One Tunisian employed by a European NGO spoke of their frustration over the donor government’s support for Israel.
The NGO’s building in Tunis had been vandalised by protesters and the employee, who spoke to Al Jazeera on condition of anonymity, said: “I can understand the anger of the people that attack our building.”
The agency, the employee said, allegedly dismissed all its staff in Ramallah following the initial outbreak of hostilities.
“But we’re all individuals who work there and the actions of the [European country’s] government have nothing to do with the opinion of most employees … it [did] affect my view on my employer. I think it’s time for a public statement,” they said.
At the same time, advertisements for the Russia Today news channel have surged since Hamas invaded Israel in early October, possibly because international competitors smell blood in traditionally European media waters.
“I think it’s going to be very hard for the West to recover from this,” Tunisian essayist and commentator Hatem Nafti said.
“It’s disappointing for those of us who care about things such as liberal democracy and human rights to see those causes undermined like this,” Nafti continued, pointing out how Europe and the US’s actions in Israel had made it almost impossible to argue against the region’s autocrats and dictators’ case that the West’s true concern for democracy and rights ended with white people.
“It’s across the board now, look at how the supporters of [Tunisia’s President] Kais Saied are using Western support for Israel to undermine the NGOs they suspect the West may be subsidising.
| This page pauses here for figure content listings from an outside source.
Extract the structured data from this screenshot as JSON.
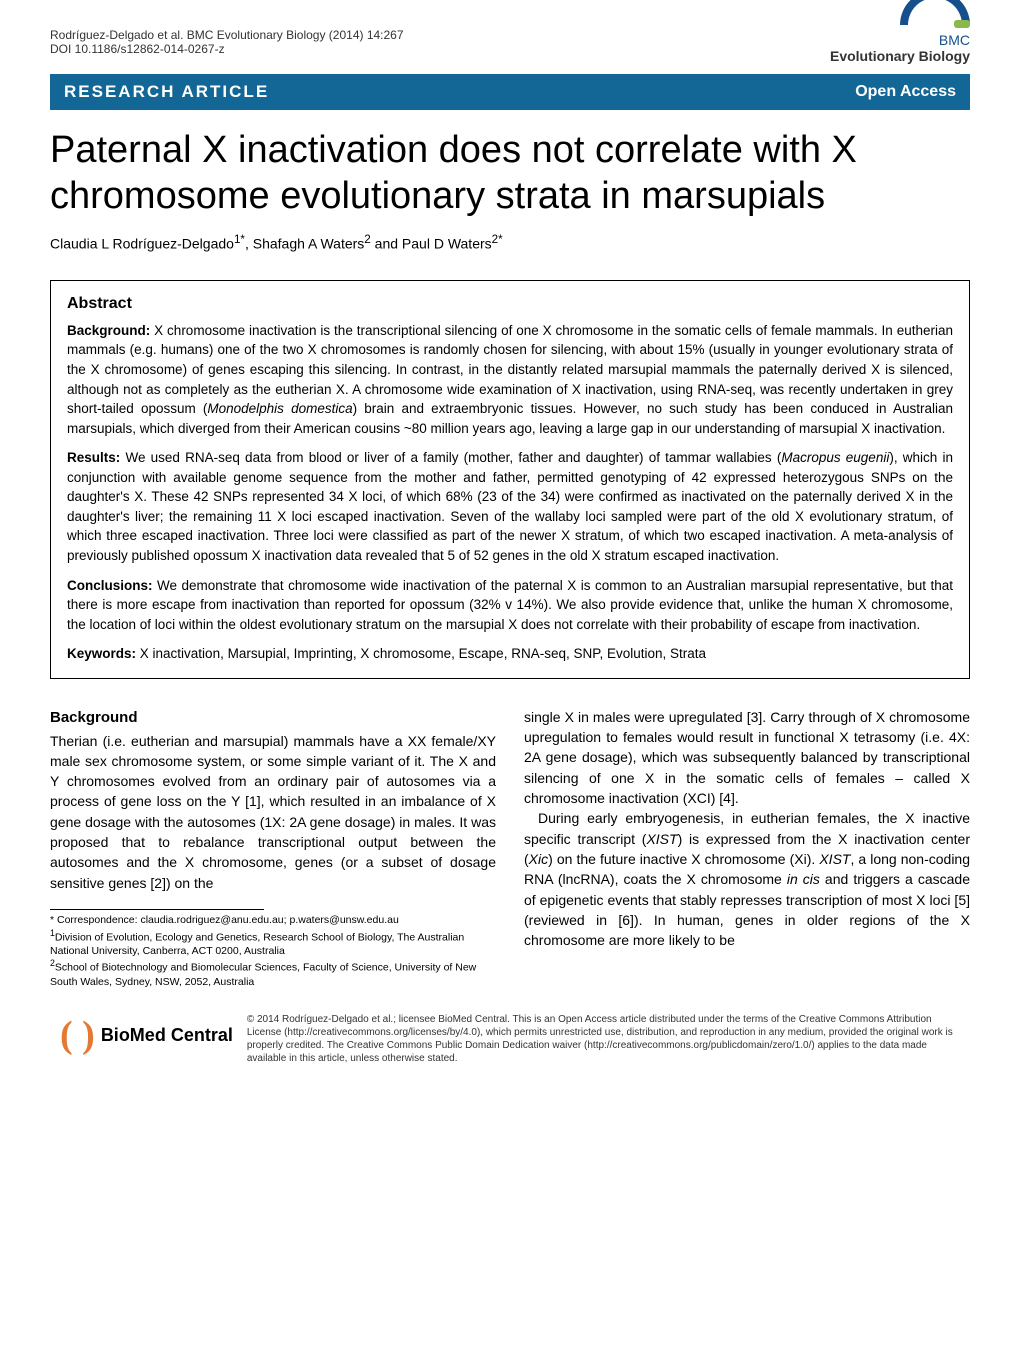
{
  "header": {
    "citation": "Rodríguez-Delgado et al. BMC Evolutionary Biology (2014) 14:267",
    "doi": "DOI 10.1186/s12862-014-0267-z",
    "journal_logo_prefix": "BMC",
    "journal_logo_name": "Evolutionary Biology"
  },
  "bar": {
    "left": "RESEARCH ARTICLE",
    "right": "Open Access"
  },
  "title": "Paternal X inactivation does not correlate with X chromosome evolutionary strata in marsupials",
  "authors_html": "Claudia L Rodríguez-Delgado<sup>1*</sup>, Shafagh A Waters<sup>2</sup> and Paul D Waters<sup>2*</sup>",
  "abstract": {
    "heading": "Abstract",
    "background_label": "Background:",
    "background_text": " X chromosome inactivation is the transcriptional silencing of one X chromosome in the somatic cells of female mammals. In eutherian mammals (e.g. humans) one of the two X chromosomes is randomly chosen for silencing, with about 15% (usually in younger evolutionary strata of the X chromosome) of genes escaping this silencing. In contrast, in the distantly related marsupial mammals the paternally derived X is silenced, although not as completely as the eutherian X. A chromosome wide examination of X inactivation, using RNA-seq, was recently undertaken in grey short-tailed opossum (Monodelphis domestica) brain and extraembryonic tissues. However, no such study has been conduced in Australian marsupials, which diverged from their American cousins ~80 million years ago, leaving a large gap in our understanding of marsupial X inactivation.",
    "results_label": "Results:",
    "results_text": " We used RNA-seq data from blood or liver of a family (mother, father and daughter) of tammar wallabies (Macropus eugenii), which in conjunction with available genome sequence from the mother and father, permitted genotyping of 42 expressed heterozygous SNPs on the daughter's X. These 42 SNPs represented 34 X loci, of which 68% (23 of the 34) were confirmed as inactivated on the paternally derived X in the daughter's liver; the remaining 11 X loci escaped inactivation. Seven of the wallaby loci sampled were part of the old X evolutionary stratum, of which three escaped inactivation. Three loci were classified as part of the newer X stratum, of which two escaped inactivation. A meta-analysis of previously published opossum X inactivation data revealed that 5 of 52 genes in the old X stratum escaped inactivation.",
    "conclusions_label": "Conclusions:",
    "conclusions_text": " We demonstrate that chromosome wide inactivation of the paternal X is common to an Australian marsupial representative, but that there is more escape from inactivation than reported for opossum (32% v 14%). We also provide evidence that, unlike the human X chromosome, the location of loci within the oldest evolutionary stratum on the marsupial X does not correlate with their probability of escape from inactivation.",
    "keywords_label": "Keywords:",
    "keywords_text": " X inactivation, Marsupial, Imprinting, X chromosome, Escape, RNA-seq, SNP, Evolution, Strata"
  },
  "body": {
    "background_heading": "Background",
    "left_p1": "Therian (i.e. eutherian and marsupial) mammals have a XX female/XY male sex chromosome system, or some simple variant of it. The X and Y chromosomes evolved from an ordinary pair of autosomes via a process of gene loss on the Y [1], which resulted in an imbalance of X gene dosage with the autosomes (1X: 2A gene dosage) in males. It was proposed that to rebalance transcriptional output between the autosomes and the X chromosome, genes (or a subset of dosage sensitive genes [2]) on the",
    "right_p1": "single X in males were upregulated [3]. Carry through of X chromosome upregulation to females would result in functional X tetrasomy (i.e. 4X: 2A gene dosage), which was subsequently balanced by transcriptional silencing of one X in the somatic cells of females – called X chromosome inactivation (XCI) [4].",
    "right_p2": "During early embryogenesis, in eutherian females, the X inactive specific transcript (XIST) is expressed from the X inactivation center (Xic) on the future inactive X chromosome (Xi). XIST, a long non-coding RNA (lncRNA), coats the X chromosome in cis and triggers a cascade of epigenetic events that stably represses transcription of most X loci [5] (reviewed in [6]). In human, genes in older regions of the X chromosome are more likely to be"
  },
  "correspondence": {
    "line1": "* Correspondence: claudia.rodriguez@anu.edu.au; p.waters@unsw.edu.au",
    "line2": "1Division of Evolution, Ecology and Genetics, Research School of Biology, The Australian National University, Canberra, ACT 0200, Australia",
    "line3": "2School of Biotechnology and Biomolecular Sciences, Faculty of Science, University of New South Wales, Sydney, NSW, 2052, Australia"
  },
  "footer": {
    "logo_text": "BioMed Central",
    "license": "© 2014 Rodríguez-Delgado et al.; licensee BioMed Central. This is an Open Access article distributed under the terms of the Creative Commons Attribution License (http://creativecommons.org/licenses/by/4.0), which permits unrestricted use, distribution, and reproduction in any medium, provided the original work is properly credited. The Creative Commons Public Domain Dedication waiver (http://creativecommons.org/publicdomain/zero/1.0/) applies to the data made available in this article, unless otherwise stated."
  },
  "colors": {
    "bar_bg": "#136796",
    "bmc_blue": "#16508c",
    "bmc_green": "#89b94a",
    "footer_orange": "#e37933"
  }
}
Even the tiny minority of those in parliament who might vote against that can’t.
“It goes further,” he continued. “Every family has at least one member living in Europe. They’re feeding this back to them. They’re relaying their own experience of Europe’s double standard back to Tunisia and North Africa. That’s going to carry consequences.”
Joost Hiltermann, MENA programme director for the International Crisis Group, a think tank, told Al Jazeera in an email that European soft power is fading.
“Europe’s influence in the Middle East, already limited, may well decline further as people see it casting aside the very values it professes to uphold and seeks to export,” he said, before the hospital bombing.
He pointed to some European politicians declaring support for Israel at the start of the war, with scant mention of the Palestinian struggle.
They include figures like European Commission President Ursula von der Leyen, who underscored Israel’s “right to defend itself” without comment on the Palestinian lives lost.
“Europe’s decision to declare solidarity with its ally Israel but without urging it to exercise restraint in its military assault on Gaza consistent with its obligations under international humanitarian law may well come at a high price,” Hiltermann said.